There was a knock on my bedroom door.

“Joe, it’s Megan.”

“Come on in,” I said.

“I can’t,” Megan said. “No hands.”

I opened the door, and there was Megan holding a small plate of chocolate chip cookies in one hand and a glass of milk in the other. She was in her late twenties, with naturally red hair.

“What are you doing?” she asked, handing me the cookies and milk.

“Nothing. Looking at my birthday cards,” I said honestly.

“Oh, that’s nice. Do you want to watch the rest of the movie with us?”

“No,” I said, “I’ve seen it.”

“Me too, but your sister loves it. Okay, well, come on down if you feel like it.”

Megan had a
poor Joe, he’s such a lonely kid
look in her eyes, so I smiled and said, “Maybe I will later. Thanks for the snack.”

I set the cookies and milk down and went back to the door. As soon as I heard the movie start again, I left my room and walked down the stairs as quietly as possible. When I reached the library, I waited for a loud part of the movie and then quickly opened the doors and, once more, went inside.

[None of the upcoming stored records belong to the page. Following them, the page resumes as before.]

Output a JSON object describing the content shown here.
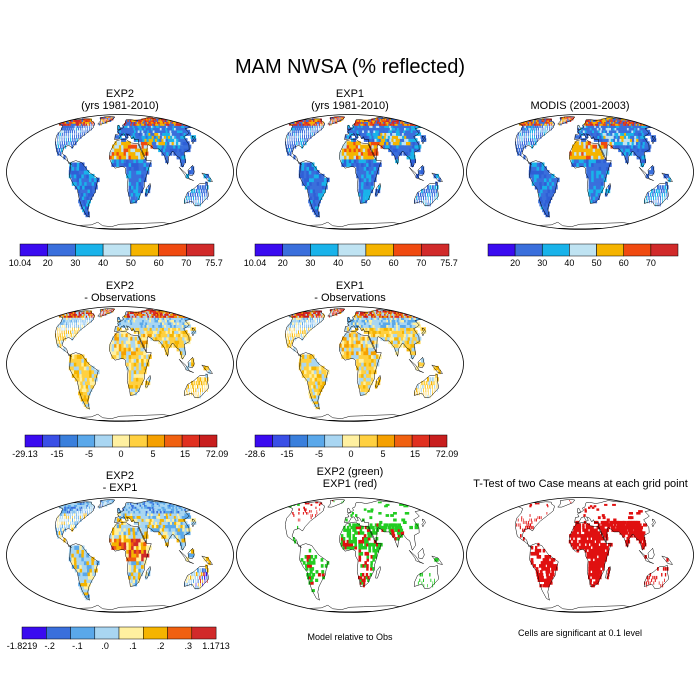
{
  "title": "MAM NWSA (% reflected)",
  "panels": [
    {
      "id": "exp2",
      "title": [
        "EXP2",
        "(yrs 1981-2010)"
      ],
      "kind": "abs",
      "scale": "abs_a",
      "legend": {
        "colors": [
          "#3a0bf0",
          "#3a6fdc",
          "#19b3ea",
          "#bfe3f2",
          "#f5b400",
          "#f04a10",
          "#d12a2a"
        ],
        "labels": [
          "10.04",
          "20",
          "30",
          "40",
          "50",
          "60",
          "70",
          "75.7"
        ],
        "ends": true
      }
    },
    {
      "id": "exp1",
      "title": [
        "EXP1",
        "(yrs 1981-2010)"
      ],
      "kind": "abs",
      "scale": "abs_a",
      "legend": {
        "colors": [
          "#3a0bf0",
          "#3a6fdc",
          "#19b3ea",
          "#bfe3f2",
          "#f5b400",
          "#f04a10",
          "#d12a2a"
        ],
        "labels": [
          "10.04",
          "20",
          "30",
          "40",
          "50",
          "60",
          "70",
          "75.7"
        ],
        "ends": true
      }
    },
    {
      "id": "modis",
      "title": [
        "MODIS (2001-2003)"
      ],
      "kind": "abs",
      "scale": "abs_b",
      "legend": {
        "colors": [
          "#3a0bf0",
          "#3a6fdc",
          "#19b3ea",
          "#bfe3f2",
          "#f5b400",
          "#f04a10",
          "#d12a2a"
        ],
        "labels": [
          "20",
          "30",
          "40",
          "50",
          "60",
          "70"
        ],
        "ends": false
      }
    },
    {
      "id": "exp2-obs",
      "title": [
        "EXP2",
        "- Observations"
      ],
      "kind": "diff",
      "scale": "diff_a",
      "legend": {
        "colors": [
          "#3a0bf0",
          "#3a4fe6",
          "#3a7fdc",
          "#5aa8ea",
          "#a9d6f2",
          "#fff0a0",
          "#ffd040",
          "#f5a000",
          "#f06010",
          "#e03020",
          "#c81e1e"
        ],
        "labels": [
          "-29.13",
          "-15",
          "-5",
          "0",
          "5",
          "15",
          "72.09"
        ],
        "ends": true
      }
    },
    {
      "id": "exp1-obs",
      "title": [
        "EXP1",
        "- Observations"
      ],
      "kind": "diff",
      "scale": "diff_b",
      "legend": {
        "colors": [
          "#3a0bf0",
          "#3a4fe6",
          "#3a7fdc",
          "#5aa8ea",
          "#a9d6f2",
          "#fff0a0",
          "#ffd040",
          "#f5a000",
          "#f06010",
          "#e03020",
          "#c81e1e"
        ],
        "labels": [
          "-28.6",
          "-15",
          "-5",
          "0",
          "5",
          "15",
          "72.09"
        ],
        "ends": true
      }
    },
    {
      "id": "exp2-exp1",
      "title": [
        "EXP2",
        "- EXP1"
      ],
      "kind": "ediff",
      "scale": "ediff",
      "legend": {
        "colors": [
          "#3a0bf0",
          "#3a6fdc",
          "#5aa8ea",
          "#a9d6f2",
          "#fff0a0",
          "#f5b400",
          "#f06010",
          "#d12a2a"
        ],
        "labels": [
          "-1.8219",
          "-.2",
          "-.1",
          ".0",
          ".1",
          ".2",
          ".3",
          "1.1713"
        ],
        "ends": true
      }
    },
    {
      "id": "model-rel",
      "title": [
        "EXP2 (green)",
        "EXP1 (red)"
      ],
      "kind": "rel",
      "caption": "Model relative to Obs"
    },
    {
      "id": "ttest",
      "title": [
        "T-Test of two Case means at each grid point"
      ],
      "kind": "sig",
      "caption": "Cells are significant at 0.1 level"
    }
  ]
}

I made my way back to the filing cabinets, but every birthday-card envelope from Hana in my folder was the same—well, not exactly the same. The street name on one looked similar to
Cwpivge,
but on another, it seemed to be
Srpiug,
and on another,
Zvviue
. The only consistent letter seemed to be the
i
in the middle.

Frustrated, I closed the filing cabinet too hard, and moments later Megan opened the library doors. “Joe, what are you doing? You know you’re not supposed to be in here,” Megan said.

“I…wanted to look at my old birthday cards,” I said, doing my best to cast a look of equal parts guilt and sadness.

“You should have asked me,” Megan said sympathetically. “I would have gotten them for you.”

“I didn’t want to bother you,” I lied.

Megan came and sat with me and started pawing through the filing cabinet.

“I can’t believe the way your mom saves everything,” she said, shaking her head, “but it comes in handy sometimes, huh?”

“Yes,” I said, “she even saved all my birthday cards from Hana.”

“Hana,” Megan said with a puzzled look on her face. “That name sounds familiar.”

“She was my nanny.”

“Oh, is that who she is,” Megan said. “I just sent her a thank-you card for your mom.”

WHAT!

I was pretty sure that Megan couldn’t have read Hana’s handwritten address any better than I had, which meant that I needed to look in the address book on Greta’s computer.

“Megan, where are you?” Guava’s voice ricocheted through the house.

“I’ll be there in a sec!” Megan shouted back. “Here you go,” she said, handing me the thick folder I’d just examined.

“Thanks,” I said, walking with Megan to the library doors.

“Why don’t you come and join us in the other room? You can look at your cards in there.”

I suddenly felt guilty for deceiving Megan into thinking I was looking at the cards because I was feeling sad. But I had to find out Hana’s address without seeming obvious. Otherwise, Megan might say something to Greta and Robert, and then I’d be back in the library, only this time seated across from Robert, who’d be quizzing me on why I wanted to contact my old nanny.